No, svolgere un’altra attività lavorativa presso terzi durante il periodo di congedo parentale significa ledere il rapporto di fiducia con il datore di lavoro fiduciario, ma anche abusare di un diritto potestativo.
L’ordinamento riconosce al genitore il diritto di godere di permessi per congedo parentale al fine di occuparsi del figlio minore di età.
Il dipendente che strumentalmente usufruisca dei congedi per svolgere un altro lavoro incorre nel licenziamento legittimo, a dirlo è una recente pronuncia del Tribunale di Torre Annunziata.
Il fatto
Tizio, dipendente, dichiarava di aver diritto di avvalersi del congedo parentale previsto dall'art. 32 del D.Lgs. n. 151/2001 al fine di soddisfare i bisogni affettivi e relazionali del figlio minore, usufruendone così nel corso del mese di agosto per un totale di 10 giorni.
Durante quei giorni di congedo parentale, tuttavia, il datore di lavoro decideva di avvalersi di una società di investigazioni private con il fine di tutelare la propria impresa contro la violazione degli obblighi di esecuzione della prestazione e/o degli obblighi di diligenza del dipendente.
La Società di Investigazioni, difatti, riceveva mandato per svolgere le attività di indagini e durante le stesse rilevava la presenza del dipendente presso uno stabilimento balneare.
Tizio veniva ritratto mentre svolgeva l’attività di parcheggiatore, indirizzando le automobili in entrata e in uscita, così come indossandola stessa divisa di lavoro riconosciuta agli altri dipendenti dello stabilimento balneare.
Il datore di lavoro provvedeva pertanto a irrogare il licenziamento.
Avverso il licenziamento, Tizio decideva di ricorrere innanzi a Giudice del Lavoro lamentando che il materiale fotografico raccolto non potesse essere incontrovertibilmente attribuito al medesimo periodo di congedo parentale poichè non tutte le fotografie indicavano una data certa.
La decisione
Il Tribunale di Torre Annunziata, sezione Lavoro, sentenza 17 aprile 2024 ha rigettato il ricorso e condannato il dipendente alle spese.

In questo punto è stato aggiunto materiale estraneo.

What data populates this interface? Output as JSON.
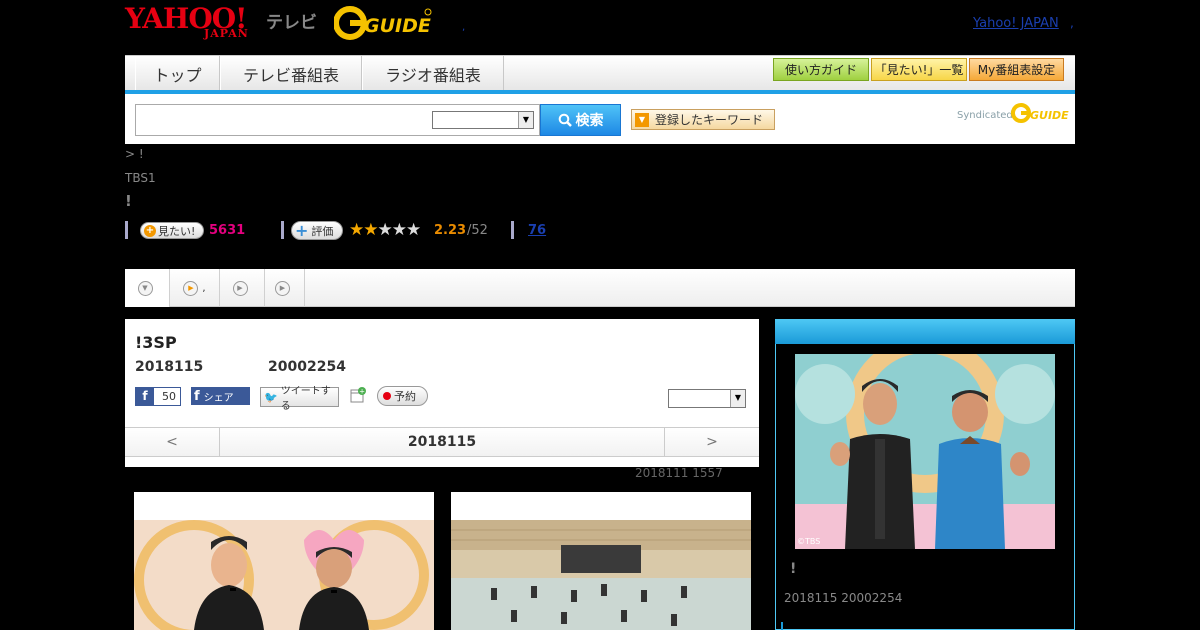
{
  "header": {
    "logo_yahoo": "YAHOO!",
    "logo_japan": "JAPAN",
    "logo_tv": "テレビ",
    "logo_gguide": "G GUIDE",
    "dot": ",",
    "yahoo_link": "Yahoo! JAPAN",
    "yahoo_link_dot": ","
  },
  "nav": {
    "tabs": [
      "トップ",
      "テレビ番組表",
      "ラジオ番組表"
    ],
    "buttons": [
      "使い方ガイド",
      "「見たい!」一覧",
      "My番組表設定"
    ]
  },
  "search": {
    "input_value": "",
    "select_value": "",
    "button_label": "検索",
    "keyword_button": "登録したキーワード",
    "syndicated": "Syndicated",
    "syndicated_logo": "G GUIDE"
  },
  "program": {
    "breadcrumb": "> !",
    "channel": "TBS1",
    "title": "!",
    "mitai_label": "見たい!",
    "mitai_count": "5631",
    "hyoka_label": "評価",
    "stars_filled": 2,
    "stars_total": 5,
    "rating": "2.23",
    "rating_count": "/52",
    "review_count": "76"
  },
  "tabs": [
    {
      "label": ""
    },
    {
      "label": ","
    },
    {
      "label": ""
    },
    {
      "label": ""
    }
  ],
  "detail": {
    "title": "!3SP",
    "date": "2018115",
    "time": "20002254",
    "fb_like": "50",
    "fb_share": "シェア",
    "tweet": "ツイートする",
    "reserve": "予約",
    "pager_prev": "<",
    "pager_date": "2018115",
    "pager_next": ">",
    "updated": "2018111  1557"
  },
  "sidebar": {
    "copyright": "©TBS",
    "title": "!",
    "date": "2018115  20002254"
  },
  "colors": {
    "accent_blue": "#1fa0e6",
    "yahoo_red": "#e60012",
    "mitai_pink": "#e4007f",
    "rating_orange": "#e98b00"
  }
}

Il Giudice ha infatti ritenuto l'irrogazione del licenziamento, ovvero la massima sanzione disciplinare, giustificata perché avvenuta in presenza di un abuso per sviamento dalla funzione propria del diritto potestativo al godimento del congedo parentale ex art. 32 del D.Lgs. n. 151/2001, così grave da non consentire la prosecuzione neppure provvisoria – durante il periodo di preavviso – del rapporto e da incidere in negativo sull'elemento fiduciario con il datore di lavoro.
La regola generale seguita dalla Cassazione (vedi anche n. 21017/15) per stabilire in concreto l'esistenza di una giusta causa di licenziamento (che deve rivestire il carattere di grave negazione degli elementi essenziali del rapporto di lavoro, ed in particolare di quello fiduciario), è quella di valutare, da un lato, la gravità dei fatti addebitati al lavoratore, in relazione alla portata oggettiva e soggettiva dei medesimi, alle circostanze nelle quali sono stati commessi ed all'intensità dell'elemento intenzionale; dall'altro, la proporzionalità fra tali fatti e la sanzione inflitta, stabilendo se la lesione dell'elemento fiduciario su cui si basa la collaborazione del prestatore di lavoro sia in concreto tale da giustificare o meno la massima sanzione disciplinare.
Il periodo di congedo consente al lavoratore di astenersi dal lavoro nei primi 8 mesi di vita del figlio percependo un’indennità previdenziale commisurata parzialmente alla retribuzione e che consente al padre-lavoratore di esercitare un suo diritto potestativo.
Per questa ragione, qualora il periodo di congedo venisse utilizzato per svolgere una diversa attività lavorativa, si parla di abuso del diritto potestativo e per questo valutato come giusta causa di licenziamento.